BY ANDREW STEWART
The words “saving” and “investing” are sometimes thought of as similar actions, but when it comes right down to it, we should be thinking about them in very different contexts.
Most people would agree that both are very important to the role they play in our lives. If you are not doing either, the best time to get started is right now. To assist you with the mindset you should have and a simple check-in you can do this when deciding on which category you want to put your money into. A general rule of thumb is we should not save long term but should invest long term. We should not invest short term but save short term. Keeping that in mind, let’s look at some differences.
Saving
An easy way to know what should be considered savings can be broken down into two categories. We should save for purchases and emergencies. Where we get bogged down and lose control is figuring out which vehicle should be used to save. The money saved should be readily available when we need it and have a low risk of losing value. There are tons of methods and strategies you can research to find what works best for you. My personal favorite is the 52-week money challenge. For example, if you are saving for your annual family vacation, you might want to target $5,000 to save in twelve months. You then know how much you need, how much to save each week and the ability to take that money and spend without fear or guilt on that treasured vacation. An added bonus is you avoid the urge to put it on a credit card and creating more debt for yourself.
Investing
When thinking about investing, it’s important to take the time to think and make a plan. Understanding different investment vehicles, what they are for and how to use them will be imperative to being successful. We invest long term, for our children’s education or for our retirement. We use specific vehicles that allow for growth over time. You will have a better chance of success when you invest early and consistently.

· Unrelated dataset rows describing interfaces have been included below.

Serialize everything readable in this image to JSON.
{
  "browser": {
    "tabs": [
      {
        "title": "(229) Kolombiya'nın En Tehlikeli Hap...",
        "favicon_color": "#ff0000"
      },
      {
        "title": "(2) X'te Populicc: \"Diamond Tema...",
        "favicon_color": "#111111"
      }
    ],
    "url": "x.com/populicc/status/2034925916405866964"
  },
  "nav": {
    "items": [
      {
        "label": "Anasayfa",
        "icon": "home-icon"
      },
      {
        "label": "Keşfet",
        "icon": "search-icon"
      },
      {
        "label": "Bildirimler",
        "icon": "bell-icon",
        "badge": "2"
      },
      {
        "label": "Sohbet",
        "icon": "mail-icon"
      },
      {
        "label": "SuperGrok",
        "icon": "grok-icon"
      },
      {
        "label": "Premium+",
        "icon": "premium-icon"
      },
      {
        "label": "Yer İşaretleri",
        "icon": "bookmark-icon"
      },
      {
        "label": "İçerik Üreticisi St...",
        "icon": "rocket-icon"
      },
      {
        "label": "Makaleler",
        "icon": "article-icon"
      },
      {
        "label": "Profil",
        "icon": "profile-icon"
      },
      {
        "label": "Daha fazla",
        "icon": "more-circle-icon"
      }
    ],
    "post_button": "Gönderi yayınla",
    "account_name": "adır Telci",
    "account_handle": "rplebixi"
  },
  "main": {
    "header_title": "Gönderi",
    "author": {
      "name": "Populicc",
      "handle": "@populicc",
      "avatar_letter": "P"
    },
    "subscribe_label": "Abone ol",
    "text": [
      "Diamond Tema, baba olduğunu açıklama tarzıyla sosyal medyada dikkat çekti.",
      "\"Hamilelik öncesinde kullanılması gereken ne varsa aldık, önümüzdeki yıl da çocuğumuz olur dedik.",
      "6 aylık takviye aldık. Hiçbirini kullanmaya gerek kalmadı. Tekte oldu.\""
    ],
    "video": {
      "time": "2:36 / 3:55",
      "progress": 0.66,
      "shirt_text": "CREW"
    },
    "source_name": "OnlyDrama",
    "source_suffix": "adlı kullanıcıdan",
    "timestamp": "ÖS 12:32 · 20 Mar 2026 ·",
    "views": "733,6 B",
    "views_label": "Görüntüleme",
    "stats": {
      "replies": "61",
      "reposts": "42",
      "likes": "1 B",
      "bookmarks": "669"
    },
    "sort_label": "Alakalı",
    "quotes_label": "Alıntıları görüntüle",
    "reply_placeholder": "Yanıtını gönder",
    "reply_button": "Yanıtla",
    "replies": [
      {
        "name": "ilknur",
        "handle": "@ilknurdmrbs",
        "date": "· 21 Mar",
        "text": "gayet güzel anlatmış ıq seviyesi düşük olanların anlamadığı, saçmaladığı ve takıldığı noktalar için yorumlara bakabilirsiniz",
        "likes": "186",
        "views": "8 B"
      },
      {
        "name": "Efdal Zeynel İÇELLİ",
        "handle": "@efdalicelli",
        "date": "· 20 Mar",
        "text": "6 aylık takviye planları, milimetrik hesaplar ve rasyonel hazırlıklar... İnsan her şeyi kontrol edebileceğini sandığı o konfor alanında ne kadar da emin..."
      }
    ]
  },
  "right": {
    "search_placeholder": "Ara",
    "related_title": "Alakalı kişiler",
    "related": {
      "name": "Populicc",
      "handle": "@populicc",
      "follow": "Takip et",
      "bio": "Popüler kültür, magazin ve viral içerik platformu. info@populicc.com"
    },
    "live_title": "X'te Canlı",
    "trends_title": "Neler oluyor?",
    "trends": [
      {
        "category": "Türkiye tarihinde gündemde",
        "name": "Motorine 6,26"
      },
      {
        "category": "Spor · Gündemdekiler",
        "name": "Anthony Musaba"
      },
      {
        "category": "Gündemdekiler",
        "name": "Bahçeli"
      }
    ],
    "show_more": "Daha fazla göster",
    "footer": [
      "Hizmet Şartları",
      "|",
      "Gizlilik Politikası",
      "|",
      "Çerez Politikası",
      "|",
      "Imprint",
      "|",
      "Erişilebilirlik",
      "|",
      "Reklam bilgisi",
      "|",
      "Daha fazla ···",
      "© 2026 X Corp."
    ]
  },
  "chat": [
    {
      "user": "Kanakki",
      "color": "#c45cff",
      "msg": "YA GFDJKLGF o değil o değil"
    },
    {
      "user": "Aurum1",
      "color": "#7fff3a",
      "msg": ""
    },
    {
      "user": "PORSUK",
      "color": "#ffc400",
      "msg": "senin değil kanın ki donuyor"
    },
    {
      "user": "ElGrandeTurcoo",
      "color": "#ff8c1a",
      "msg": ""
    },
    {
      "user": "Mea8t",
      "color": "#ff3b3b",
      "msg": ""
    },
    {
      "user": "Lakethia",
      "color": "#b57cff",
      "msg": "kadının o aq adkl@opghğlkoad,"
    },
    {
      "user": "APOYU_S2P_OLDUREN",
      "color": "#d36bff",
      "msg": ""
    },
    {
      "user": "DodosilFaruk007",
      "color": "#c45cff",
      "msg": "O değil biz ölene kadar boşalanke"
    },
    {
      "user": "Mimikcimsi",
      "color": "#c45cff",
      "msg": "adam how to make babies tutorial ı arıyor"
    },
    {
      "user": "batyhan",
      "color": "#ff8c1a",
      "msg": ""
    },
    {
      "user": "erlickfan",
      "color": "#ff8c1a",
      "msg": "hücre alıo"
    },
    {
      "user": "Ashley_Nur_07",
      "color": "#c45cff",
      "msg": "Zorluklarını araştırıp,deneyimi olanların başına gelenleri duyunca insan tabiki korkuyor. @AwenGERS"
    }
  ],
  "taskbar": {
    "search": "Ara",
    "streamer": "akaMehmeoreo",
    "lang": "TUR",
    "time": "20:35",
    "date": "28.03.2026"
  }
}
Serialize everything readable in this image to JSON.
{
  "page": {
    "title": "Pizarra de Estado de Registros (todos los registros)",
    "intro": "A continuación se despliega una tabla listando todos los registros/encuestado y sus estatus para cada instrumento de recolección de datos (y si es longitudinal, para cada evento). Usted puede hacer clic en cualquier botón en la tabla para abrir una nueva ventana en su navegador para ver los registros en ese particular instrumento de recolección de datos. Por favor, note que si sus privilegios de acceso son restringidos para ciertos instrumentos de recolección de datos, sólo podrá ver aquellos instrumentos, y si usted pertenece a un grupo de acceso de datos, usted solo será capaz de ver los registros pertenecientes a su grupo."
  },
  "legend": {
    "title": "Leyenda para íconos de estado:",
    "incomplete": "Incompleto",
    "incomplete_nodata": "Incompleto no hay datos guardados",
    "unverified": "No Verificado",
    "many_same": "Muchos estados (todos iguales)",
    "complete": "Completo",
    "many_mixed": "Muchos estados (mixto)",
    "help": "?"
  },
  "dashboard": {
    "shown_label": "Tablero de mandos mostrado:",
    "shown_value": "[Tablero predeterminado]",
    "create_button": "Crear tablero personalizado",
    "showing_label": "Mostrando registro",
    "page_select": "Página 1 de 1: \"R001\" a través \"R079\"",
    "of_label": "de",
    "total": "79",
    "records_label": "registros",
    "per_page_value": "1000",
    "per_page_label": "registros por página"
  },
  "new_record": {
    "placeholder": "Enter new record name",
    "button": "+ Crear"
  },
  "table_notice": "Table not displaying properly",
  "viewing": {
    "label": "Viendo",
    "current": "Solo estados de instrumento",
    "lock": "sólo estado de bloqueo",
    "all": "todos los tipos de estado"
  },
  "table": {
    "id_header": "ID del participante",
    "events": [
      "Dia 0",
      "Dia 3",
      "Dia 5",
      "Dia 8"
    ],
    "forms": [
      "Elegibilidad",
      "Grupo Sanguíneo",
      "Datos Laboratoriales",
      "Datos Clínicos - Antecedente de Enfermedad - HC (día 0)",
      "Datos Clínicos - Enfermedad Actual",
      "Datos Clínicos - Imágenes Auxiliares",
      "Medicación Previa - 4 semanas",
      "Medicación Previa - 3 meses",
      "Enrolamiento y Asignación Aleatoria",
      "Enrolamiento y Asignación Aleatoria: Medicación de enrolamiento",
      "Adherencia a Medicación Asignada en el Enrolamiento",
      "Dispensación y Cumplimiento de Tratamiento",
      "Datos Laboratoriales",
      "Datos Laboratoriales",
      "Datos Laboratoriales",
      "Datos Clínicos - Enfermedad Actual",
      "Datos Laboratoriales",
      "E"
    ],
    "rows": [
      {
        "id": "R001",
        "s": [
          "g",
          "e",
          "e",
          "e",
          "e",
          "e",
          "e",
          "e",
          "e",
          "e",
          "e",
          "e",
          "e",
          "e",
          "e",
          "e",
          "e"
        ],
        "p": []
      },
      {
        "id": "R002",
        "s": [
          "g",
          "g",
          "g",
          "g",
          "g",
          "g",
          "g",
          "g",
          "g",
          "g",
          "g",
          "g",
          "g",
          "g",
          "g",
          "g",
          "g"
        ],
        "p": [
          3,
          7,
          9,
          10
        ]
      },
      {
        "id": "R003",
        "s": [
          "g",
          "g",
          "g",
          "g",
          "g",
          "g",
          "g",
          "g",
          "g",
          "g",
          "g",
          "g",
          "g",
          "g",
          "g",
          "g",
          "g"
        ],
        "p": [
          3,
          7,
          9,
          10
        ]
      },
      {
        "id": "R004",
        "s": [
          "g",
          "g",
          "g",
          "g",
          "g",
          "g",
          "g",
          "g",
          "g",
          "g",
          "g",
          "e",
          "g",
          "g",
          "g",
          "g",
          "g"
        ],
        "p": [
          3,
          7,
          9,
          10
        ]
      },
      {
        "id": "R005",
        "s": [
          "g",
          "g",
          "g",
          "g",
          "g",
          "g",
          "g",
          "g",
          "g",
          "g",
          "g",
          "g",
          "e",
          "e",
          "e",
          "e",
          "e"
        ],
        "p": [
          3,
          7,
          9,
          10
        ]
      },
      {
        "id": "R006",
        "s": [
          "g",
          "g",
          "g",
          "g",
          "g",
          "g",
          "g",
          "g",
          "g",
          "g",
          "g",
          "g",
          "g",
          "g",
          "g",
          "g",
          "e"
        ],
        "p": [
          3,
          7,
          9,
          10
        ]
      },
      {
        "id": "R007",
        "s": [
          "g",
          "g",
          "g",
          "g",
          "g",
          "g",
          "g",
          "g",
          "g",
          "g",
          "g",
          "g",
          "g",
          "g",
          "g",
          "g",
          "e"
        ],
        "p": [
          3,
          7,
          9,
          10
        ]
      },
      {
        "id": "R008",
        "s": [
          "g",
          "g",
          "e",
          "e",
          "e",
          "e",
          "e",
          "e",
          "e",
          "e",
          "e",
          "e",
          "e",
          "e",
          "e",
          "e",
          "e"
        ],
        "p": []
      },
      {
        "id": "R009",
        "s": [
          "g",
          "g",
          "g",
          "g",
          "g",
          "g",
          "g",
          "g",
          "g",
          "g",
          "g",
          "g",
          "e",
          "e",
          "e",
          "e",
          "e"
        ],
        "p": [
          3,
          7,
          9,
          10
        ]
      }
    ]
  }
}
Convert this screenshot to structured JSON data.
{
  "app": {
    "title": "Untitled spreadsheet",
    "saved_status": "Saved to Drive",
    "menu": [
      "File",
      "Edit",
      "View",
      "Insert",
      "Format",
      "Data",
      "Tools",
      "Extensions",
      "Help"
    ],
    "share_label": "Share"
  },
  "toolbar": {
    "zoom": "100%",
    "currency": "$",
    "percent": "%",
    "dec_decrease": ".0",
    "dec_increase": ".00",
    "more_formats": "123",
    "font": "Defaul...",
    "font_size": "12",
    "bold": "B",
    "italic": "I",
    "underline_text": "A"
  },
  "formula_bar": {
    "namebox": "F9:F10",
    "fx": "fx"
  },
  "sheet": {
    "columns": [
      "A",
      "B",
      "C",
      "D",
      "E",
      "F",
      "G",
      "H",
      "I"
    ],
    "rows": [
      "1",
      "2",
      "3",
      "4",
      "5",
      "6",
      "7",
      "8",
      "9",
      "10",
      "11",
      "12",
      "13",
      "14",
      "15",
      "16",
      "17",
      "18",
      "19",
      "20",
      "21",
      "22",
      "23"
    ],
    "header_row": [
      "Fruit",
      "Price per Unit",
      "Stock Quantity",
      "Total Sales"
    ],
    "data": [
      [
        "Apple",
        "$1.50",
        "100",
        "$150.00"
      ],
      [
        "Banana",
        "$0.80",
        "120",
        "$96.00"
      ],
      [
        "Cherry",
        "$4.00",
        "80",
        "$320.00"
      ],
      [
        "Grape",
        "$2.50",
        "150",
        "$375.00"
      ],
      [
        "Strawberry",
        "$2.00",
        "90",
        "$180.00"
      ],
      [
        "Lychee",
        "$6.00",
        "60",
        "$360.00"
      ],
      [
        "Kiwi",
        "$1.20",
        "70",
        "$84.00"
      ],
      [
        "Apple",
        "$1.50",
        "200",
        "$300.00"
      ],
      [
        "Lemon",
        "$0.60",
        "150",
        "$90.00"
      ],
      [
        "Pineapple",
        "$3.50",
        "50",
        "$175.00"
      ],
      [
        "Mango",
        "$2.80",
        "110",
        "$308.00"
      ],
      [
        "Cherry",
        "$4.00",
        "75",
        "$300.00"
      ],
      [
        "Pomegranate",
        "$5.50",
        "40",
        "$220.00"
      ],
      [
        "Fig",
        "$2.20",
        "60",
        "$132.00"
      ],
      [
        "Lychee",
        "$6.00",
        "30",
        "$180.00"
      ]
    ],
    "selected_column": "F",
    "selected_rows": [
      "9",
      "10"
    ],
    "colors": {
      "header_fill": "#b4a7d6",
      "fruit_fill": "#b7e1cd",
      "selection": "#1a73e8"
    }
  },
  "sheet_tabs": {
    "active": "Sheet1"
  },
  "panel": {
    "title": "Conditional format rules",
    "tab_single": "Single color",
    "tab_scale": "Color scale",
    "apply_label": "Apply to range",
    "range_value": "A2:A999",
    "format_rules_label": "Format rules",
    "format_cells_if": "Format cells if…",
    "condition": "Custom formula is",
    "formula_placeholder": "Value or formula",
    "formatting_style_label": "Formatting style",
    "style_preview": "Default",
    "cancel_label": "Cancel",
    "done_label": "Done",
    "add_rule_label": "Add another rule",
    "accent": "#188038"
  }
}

We can invest monthly in vehicles like an RESP, TFSA, RRSP or alternatives like participating whole life insurance.
Part-Time Trading
Defining a part-time trader can be tricky. Trading doesn’t always follow the traditional trajectory of part-time or full-time employment. Part-time trading refers to trading when you have other obligations, like a full-time job. More importantly, trading is about quality, not quantity. When you’re not trading, you should be educating yourself on potential plays, honing watchlists, doing research, and generally preparing for when opportunities arise. Some benefits of part-time trading is the chance to diversify your career. By maintaining a job while you try your hand at trading, you can use each endeavor to support the other. Part-time trading can also give the freedom to experiment with different types of trading. It rewards routine commitment to researching stocks so your ready when the right trade comes along.
Differences
With investing, we want our investments to make us money vs. when saving, it is to keep our money safe, making very little return. A GIC is a savings tool. This tool is relatively short term, ranging from a few months to many (7 or more) years. While in the GIC, your money is safe and grows at a little bigger interest rate, than in a regular savings account but you do not have access to it until the term is over. Generally speaking, short term is under 7 years and long term is over 7 years but when it comes to saving and investing, do not be too tied into the specific amount of years but more the need of the goal. Keep in mind when you will need funds, what your plan is for the money and the safety/risk associated with it.